Everyone has moments in life when you just feel foreign.  I had it when I first lived in the Soviet Union. The language, the culture, the KGB - it was all foreign.  When I first moved to Augusta, I remember hearing a conversation between a bricklayer and another man; I could not understand one word they were saying.  I asked what language they were speaking.  English.  Huh?  I have a degree in linguistics and have studied languages for the past 25 years.  I was in East Central Georgia, USA, and I could not understand the English being spoken.

It's not just language that will make you feel foreign.  Customs, foods, pace of life, even time zones can play a role on whether people feel comfortable or at home.  People choose their homes or move their homes or stay in their homes for so many reasons.  Whether you have stayed in one place your whole life or moved multiple times, as I have, where, really is your home?
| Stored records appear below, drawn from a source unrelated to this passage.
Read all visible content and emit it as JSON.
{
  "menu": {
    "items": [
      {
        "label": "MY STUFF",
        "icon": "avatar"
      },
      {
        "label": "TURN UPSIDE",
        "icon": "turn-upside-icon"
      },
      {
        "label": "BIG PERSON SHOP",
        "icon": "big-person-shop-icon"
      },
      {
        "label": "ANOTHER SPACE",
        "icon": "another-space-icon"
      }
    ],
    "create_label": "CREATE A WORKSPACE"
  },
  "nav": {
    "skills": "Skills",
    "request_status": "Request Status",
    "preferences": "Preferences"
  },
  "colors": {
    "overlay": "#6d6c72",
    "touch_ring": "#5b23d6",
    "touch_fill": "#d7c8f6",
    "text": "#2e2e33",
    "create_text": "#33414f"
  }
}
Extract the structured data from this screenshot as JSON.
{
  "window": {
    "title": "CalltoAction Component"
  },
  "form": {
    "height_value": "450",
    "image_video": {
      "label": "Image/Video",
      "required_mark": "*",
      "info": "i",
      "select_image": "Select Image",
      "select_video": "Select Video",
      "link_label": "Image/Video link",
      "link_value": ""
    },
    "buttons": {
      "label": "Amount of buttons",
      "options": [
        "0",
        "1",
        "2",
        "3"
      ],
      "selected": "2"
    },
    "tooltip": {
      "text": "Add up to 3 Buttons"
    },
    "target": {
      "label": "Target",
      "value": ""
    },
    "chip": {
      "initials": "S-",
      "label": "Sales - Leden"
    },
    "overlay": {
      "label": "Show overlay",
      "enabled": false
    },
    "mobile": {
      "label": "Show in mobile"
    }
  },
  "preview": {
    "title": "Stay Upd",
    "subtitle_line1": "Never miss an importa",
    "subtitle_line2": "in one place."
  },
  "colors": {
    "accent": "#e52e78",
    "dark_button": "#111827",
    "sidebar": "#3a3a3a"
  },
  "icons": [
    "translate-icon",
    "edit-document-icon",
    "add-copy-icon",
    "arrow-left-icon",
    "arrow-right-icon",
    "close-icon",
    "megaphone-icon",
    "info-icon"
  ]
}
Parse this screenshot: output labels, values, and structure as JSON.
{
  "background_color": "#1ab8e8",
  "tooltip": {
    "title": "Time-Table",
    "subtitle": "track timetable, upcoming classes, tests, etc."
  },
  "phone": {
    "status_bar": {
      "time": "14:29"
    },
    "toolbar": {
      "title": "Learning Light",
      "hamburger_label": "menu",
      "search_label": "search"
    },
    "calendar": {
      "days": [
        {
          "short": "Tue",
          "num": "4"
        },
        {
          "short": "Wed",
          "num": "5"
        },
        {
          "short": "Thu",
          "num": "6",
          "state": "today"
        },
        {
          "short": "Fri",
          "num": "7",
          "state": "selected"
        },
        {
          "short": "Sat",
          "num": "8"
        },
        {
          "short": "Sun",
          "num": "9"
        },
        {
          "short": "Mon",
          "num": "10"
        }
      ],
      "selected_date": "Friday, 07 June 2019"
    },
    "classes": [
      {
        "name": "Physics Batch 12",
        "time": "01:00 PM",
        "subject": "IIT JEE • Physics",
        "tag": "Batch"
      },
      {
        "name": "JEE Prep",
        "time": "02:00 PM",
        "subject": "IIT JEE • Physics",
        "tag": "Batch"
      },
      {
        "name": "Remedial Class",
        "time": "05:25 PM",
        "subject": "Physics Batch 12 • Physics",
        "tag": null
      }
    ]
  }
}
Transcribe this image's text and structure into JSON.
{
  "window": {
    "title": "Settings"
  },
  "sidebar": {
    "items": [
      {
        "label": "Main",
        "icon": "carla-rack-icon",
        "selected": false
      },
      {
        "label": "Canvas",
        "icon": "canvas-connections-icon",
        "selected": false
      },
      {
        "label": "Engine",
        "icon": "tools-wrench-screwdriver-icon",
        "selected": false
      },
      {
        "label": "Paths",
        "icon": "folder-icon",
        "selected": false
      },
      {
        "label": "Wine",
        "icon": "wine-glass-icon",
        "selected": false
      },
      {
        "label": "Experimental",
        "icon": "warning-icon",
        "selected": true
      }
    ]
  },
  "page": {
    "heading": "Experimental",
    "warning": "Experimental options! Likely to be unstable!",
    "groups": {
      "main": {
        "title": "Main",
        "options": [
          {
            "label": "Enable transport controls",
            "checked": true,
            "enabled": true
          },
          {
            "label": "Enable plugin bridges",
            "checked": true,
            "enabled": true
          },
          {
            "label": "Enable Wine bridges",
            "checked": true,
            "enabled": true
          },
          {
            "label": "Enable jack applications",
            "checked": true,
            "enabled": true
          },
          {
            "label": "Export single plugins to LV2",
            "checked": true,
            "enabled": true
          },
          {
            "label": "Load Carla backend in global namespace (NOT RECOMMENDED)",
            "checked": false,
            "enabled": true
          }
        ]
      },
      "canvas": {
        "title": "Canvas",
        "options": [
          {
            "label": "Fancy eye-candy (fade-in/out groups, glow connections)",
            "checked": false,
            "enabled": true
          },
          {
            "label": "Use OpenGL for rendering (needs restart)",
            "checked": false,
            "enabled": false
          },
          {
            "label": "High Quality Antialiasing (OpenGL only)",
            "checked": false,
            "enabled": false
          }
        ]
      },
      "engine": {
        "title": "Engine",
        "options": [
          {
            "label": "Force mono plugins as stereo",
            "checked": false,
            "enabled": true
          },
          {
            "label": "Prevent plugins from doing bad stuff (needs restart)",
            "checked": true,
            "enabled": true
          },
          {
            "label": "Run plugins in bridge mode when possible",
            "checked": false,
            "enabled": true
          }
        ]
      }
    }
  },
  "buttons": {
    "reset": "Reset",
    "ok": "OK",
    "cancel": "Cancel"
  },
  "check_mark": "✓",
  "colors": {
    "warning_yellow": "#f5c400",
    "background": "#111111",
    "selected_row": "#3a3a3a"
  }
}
There is a host of aphorisms to define home.  Where our story begins.  There's no place like it.  Where you can be yourself.  Where we love.  Where one starts from.

As I was packing and unpacking boxes and feeling homeless, I started thinking that my home is actually a patchwork.  I have squares from childhood, college, and beyond.  I'm just now realizing that, yes, Augusta is part - an integral part - of that patchwork of home.  Places and people around Augusta will always be home.

My home is
Tara's patio on a breezy Sunday evening, the smells of Shishir's cooking wafting over us;
Liberty's winter solstice party;
the horses that used to run behind our house in Harlem;
Jamie's garage while he grills, Carrie makes her killer onion rings in the kitchen, and we all drink beer;
a chat with Jennifer in the hallway;
our book club with more wine and food than books;
Iris mowing her yard in the mid-day summer heat;
closing Monterrey's with Erin;
the classroom and office and auditorium at my old school;
boot camp and Tracy's "slower than pond water" shouts;
a tour of Franklin's most recent art acquisitions;
Christmas Eve brunch at Katie's;
the purgatorial Kroger parking lot;
appetizers and long talks in Jan's kitchen -
Augusta is part of my home.

I am most in agreement with Tad Williams on the concept of home:  "Never make your home in a place.  Make a home for yourself inside your own head.  You'll find what you  need to furnish it - memory, friends you can trust, love of learning, and other such things.  That way it will go with you wherever you journey."

So, that song may need revision.  Because, if home is where the heart is, I'm not homeless - I have homes everywhere, including with my loves in Augusta.